While the small print may technically present the consumer-friendly Apple Card as a collaboration between Goldman Sachs and Cupertino, Apple is the face of this controversy. It’s called Apple Card, after all.
“Do I go to Foxconn if I have an issue with my iPhone?” Heinemeier Hansson said. “Of course I don’t. I go to Apple. This is an Apple product, and Apple owns this fully.”
Can Apple Card algorithm be fixed?
Can Apple (and Goldman Sachs) fix this problem? On a technical level, certainly. In terms of its dominance of the news cycle? Of course. But the claims of gender discrimination don’t look good. And the controversy is indicative of the kind of challenges Apple could face as it moves more heavily into the financial services world.
It’s great that Apple Card makes it easier for people to manage their money. But offering financial services means denying them to some people, too. That’s already got potential to cause negative PR for Apple even if the algorithms work perfectly. When they don’t, as seems to be the case here, it proves even more problematic.
This is what’s so disappointing here. Apple is in a unique position of power to actually clean up this dirty business. To make access to credit a fair, transparent, and accountable process. Along with its commitment to privacy, this could be a killer combo! But V1 blew it.
— DHH (@dhh) November 11, 2019
Apple’s AI challenge
Apple has long been the “good” computer company. It makes products that are transparent in how they work. Its current CEO, Tim Cook, has talked about Apple being a “force for good” in the world. Apple consistently fights for social issues, including battling gender discrimination.

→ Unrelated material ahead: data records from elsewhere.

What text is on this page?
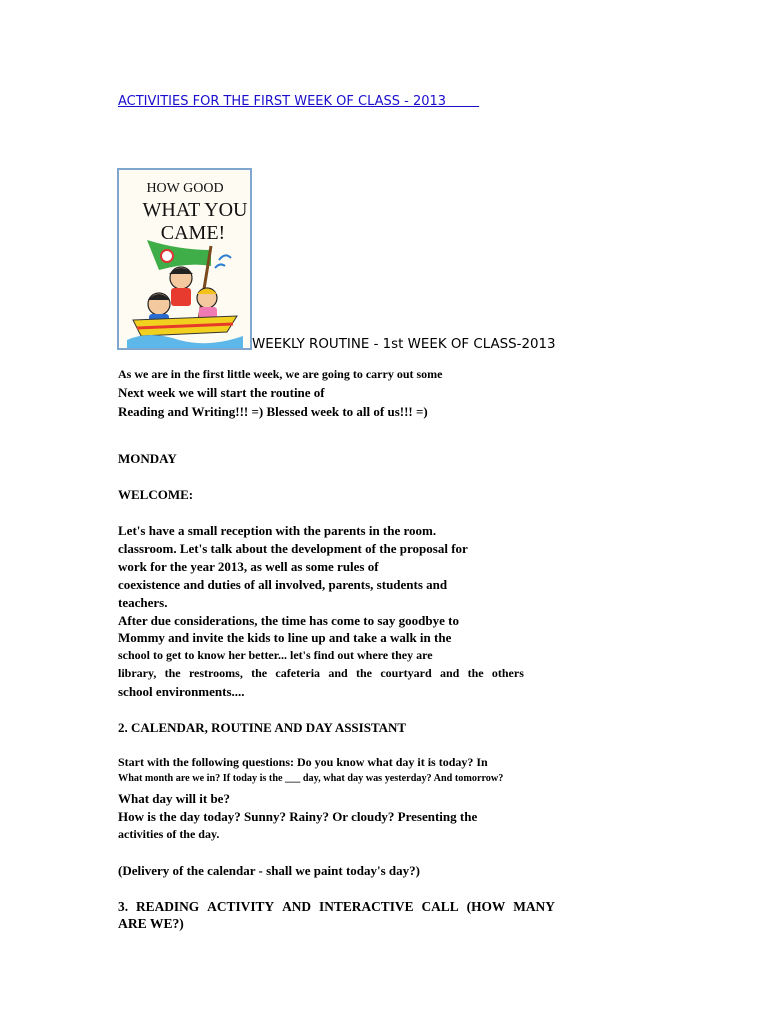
ACTIVITIES FOR THE FIRST WEEK OF CLASS - 2013
HOW GOOD
WHAT YOU
CAME!
WEEKLY ROUTINE - 1st WEEK OF CLASS-2013
As we are in the first little week, we are going to carry out some
Next week we will start the routine of
Reading and Writing!!! =) Blessed week to all of us!!! =)
MONDAY
WELCOME:
Let's have a small reception with the parents in the room.
classroom. Let's talk about the development of the proposal for
work for the year 2013, as well as some rules of
coexistence and duties of all involved, parents, students and
teachers.
After due considerations, the time has come to say goodbye to
Mommy and invite the kids to line up and take a walk in the
school to get to know her better... let's find out where they are
library, the restrooms, the cafeteria and the courtyard and the others
school environments....
2. CALENDAR, ROUTINE AND DAY ASSISTANT
Start with the following questions: Do you know what day it is today? In
What month are we in? If today is the ___ day, what day was yesterday? And tomorrow?
What day will it be?
How is the day today? Sunny? Rainy? Or cloudy? Presenting the
activities of the day.
(Delivery of the calendar - shall we paint today's day?)
3. READING ACTIVITY AND INTERACTIVE CALL (HOW MANY
ARE WE?)
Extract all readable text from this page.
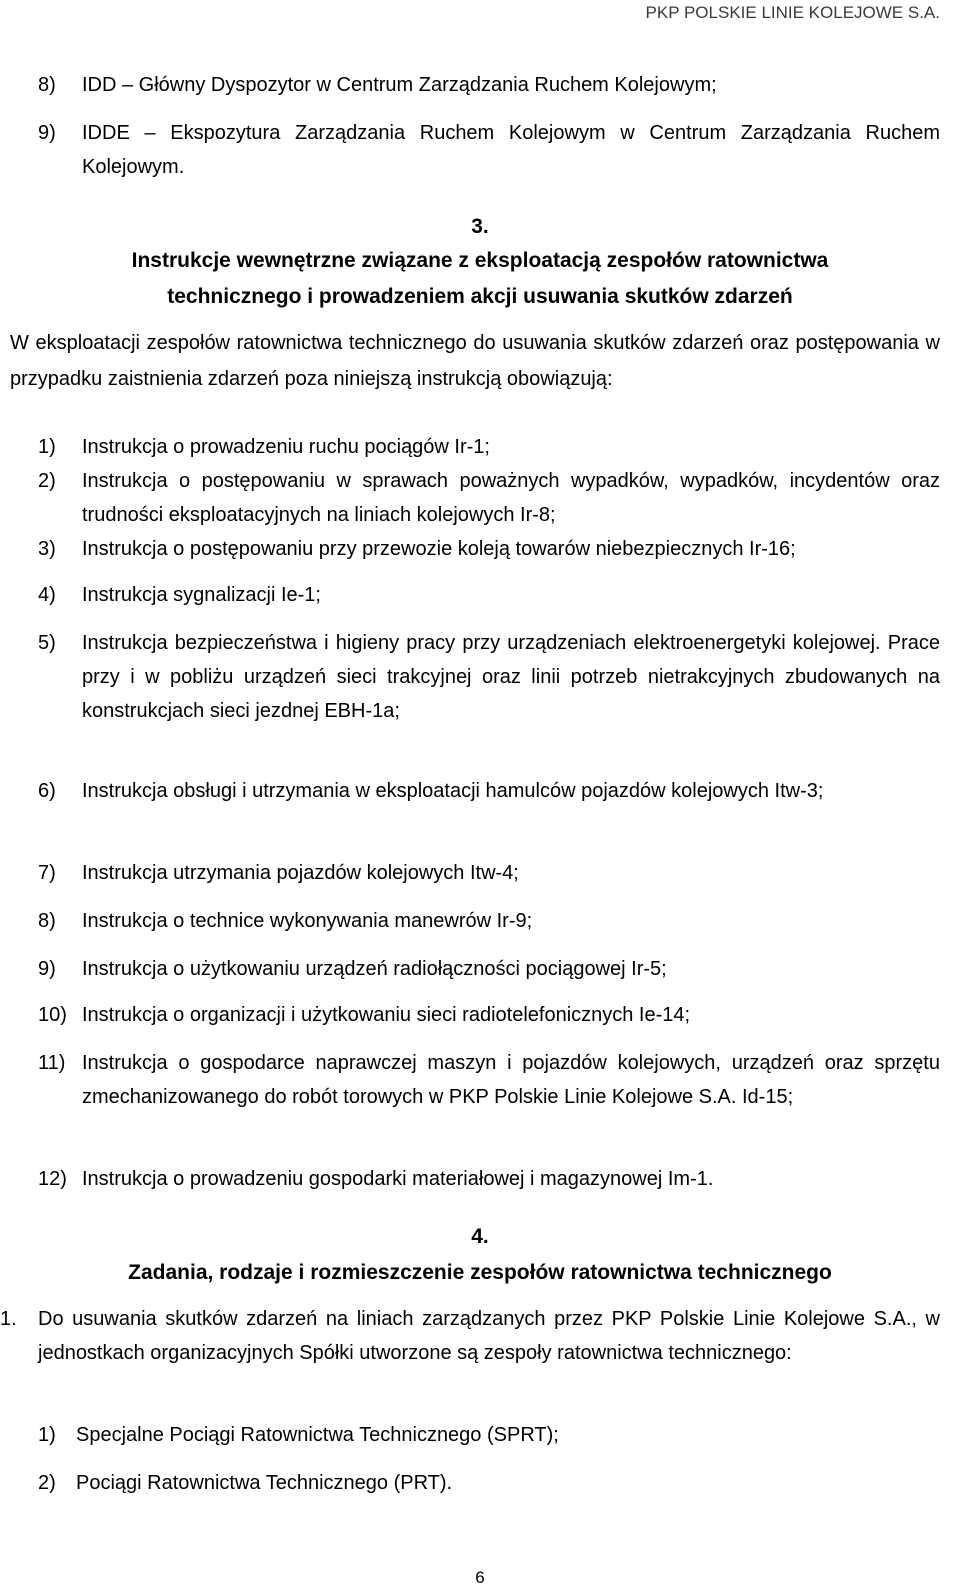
PKP POLSKIE LINIE KOLEJOWE S.A.
8)	IDD – Główny Dyspozytor w Centrum Zarządzania Ruchem Kolejowym;
9)	IDDE – Ekspozytura Zarządzania Ruchem Kolejowym w Centrum Zarządzania Ruchem Kolejowym.
3.
Instrukcje wewnętrzne związane z eksploatacją zespołów ratownictwa
technicznego i prowadzeniem akcji usuwania skutków zdarzeń
W eksploatacji zespołów ratownictwa technicznego do usuwania skutków zdarzeń oraz postępowania w przypadku zaistnienia zdarzeń poza niniejszą instrukcją obowiązują:
1)	Instrukcja o prowadzeniu ruchu pociągów Ir-1;
2)	Instrukcja o postępowaniu w sprawach poważnych wypadków, wypadków, incydentów oraz trudności eksploatacyjnych na liniach kolejowych Ir-8;
3)	Instrukcja o postępowaniu przy przewozie koleją towarów niebezpiecznych Ir-16;
4)	Instrukcja sygnalizacji Ie-1;
5)	Instrukcja bezpieczeństwa i higieny pracy przy urządzeniach elektroenergetyki kolejowej. Prace przy i w pobliżu urządzeń sieci trakcyjnej oraz linii potrzeb nietrakcyjnych zbudowanych na konstrukcjach sieci jezdnej EBH-1a;
6)	Instrukcja obsługi i utrzymania w eksploatacji hamulców pojazdów kolejowych Itw-3;
7)	Instrukcja utrzymania pojazdów kolejowych Itw-4;
8)	Instrukcja o technice wykonywania manewrów Ir-9;
9)	Instrukcja o użytkowaniu urządzeń radiołączności pociągowej Ir-5;
10) Instrukcja o organizacji i użytkowaniu sieci radiotelefonicznych Ie-14;
11) Instrukcja o gospodarce naprawczej maszyn i pojazdów kolejowych, urządzeń oraz sprzętu zmechanizowanego do robót torowych w PKP Polskie Linie Kolejowe S.A. Id-15;
12) Instrukcja o prowadzeniu gospodarki materiałowej i magazynowej Im-1.
4.
Zadania, rodzaje i rozmieszczenie zespołów ratownictwa technicznego
1.	Do usuwania skutków zdarzeń na liniach zarządzanych przez PKP Polskie Linie Kolejowe S.A., w jednostkach organizacyjnych Spółki utworzone są zespoły ratownictwa technicznego:
1)	Specjalne Pociągi Ratownictwa Technicznego (SPRT);
2)	Pociągi Ratownictwa Technicznego (PRT).
6
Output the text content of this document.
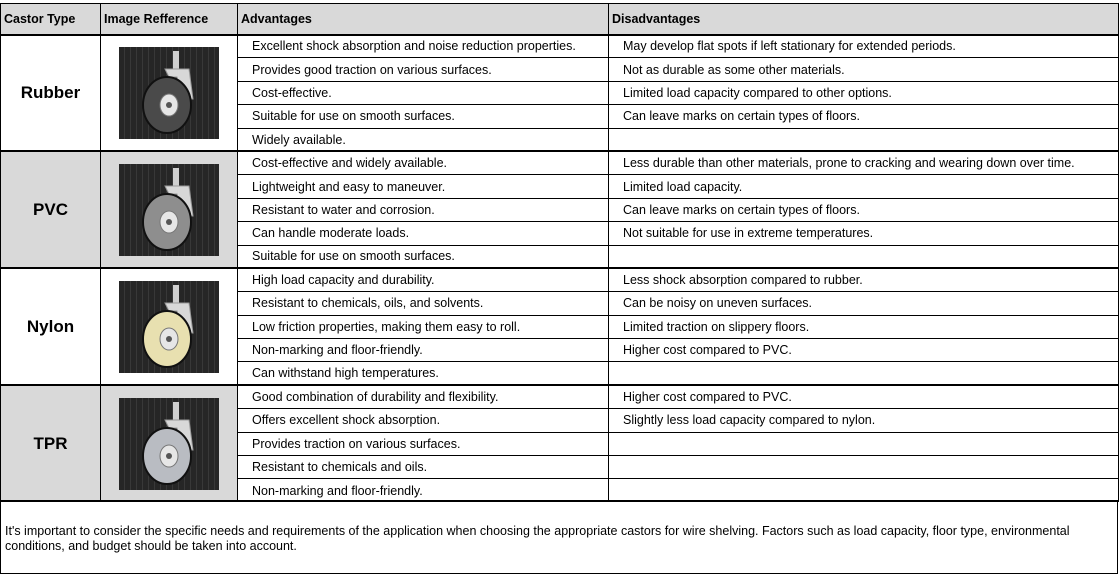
Castor Type	Image Refference	Advantages	Disadvantages
Rubber		Excellent shock absorption and noise reduction properties.	May develop flat spots if left stationary for extended periods.
		Provides good traction on various surfaces.	Not as durable as some other materials.
		Cost-effective.	Limited load capacity compared to other options.
		Suitable for use on smooth surfaces.	Can leave marks on certain types of floors.
		Widely available.	
PVC		Cost-effective and widely available.	Less durable than other materials, prone to cracking and wearing down over time.
		Lightweight and easy to maneuver.	Limited load capacity.
		Resistant to water and corrosion.	Can leave marks on certain types of floors.
		Can handle moderate loads.	Not suitable for use in extreme temperatures.
		Suitable for use on smooth surfaces.	
Nylon		High load capacity and durability.	Less shock absorption compared to rubber.
		Resistant to chemicals, oils, and solvents.	Can be noisy on uneven surfaces.
		Low friction properties, making them easy to roll.	Limited traction on slippery floors.
		Non-marking and floor-friendly.	Higher cost compared to PVC.
		Can withstand high temperatures.	
TPR		Good combination of durability and flexibility.	Higher cost compared to PVC.
		Offers excellent shock absorption.	Slightly less load capacity compared to nylon.
		Provides traction on various surfaces.	
		Resistant to chemicals and oils.	
		Non-marking and floor-friendly.	
It's important to consider the specific needs and requirements of the application when choosing the appropriate castors for wire shelving. Factors such as load capacity, floor type, environmental conditions, and budget should be taken into account.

There’s no company we would accept potentially biased algorithms from, but it’s especially troubling such allegations about Apple’s credit card.
Today, Apple is pushing into fields like artificial intelligence more forcefully than ever. Having lagged in this area for years, things like deep learning neural nets play a growing role in Apple technology.
Apple dedicates much time and effort to making sure people trust these tools. The company promotes privacy and accountability even as it hypes its latest hardware and software offerings.
This Apple Card algorithm debacle highlights how these efforts can backfire, even for a thoroughly progressive company like Apple. Hopefully all involved can learn a valuable lesson from this situation.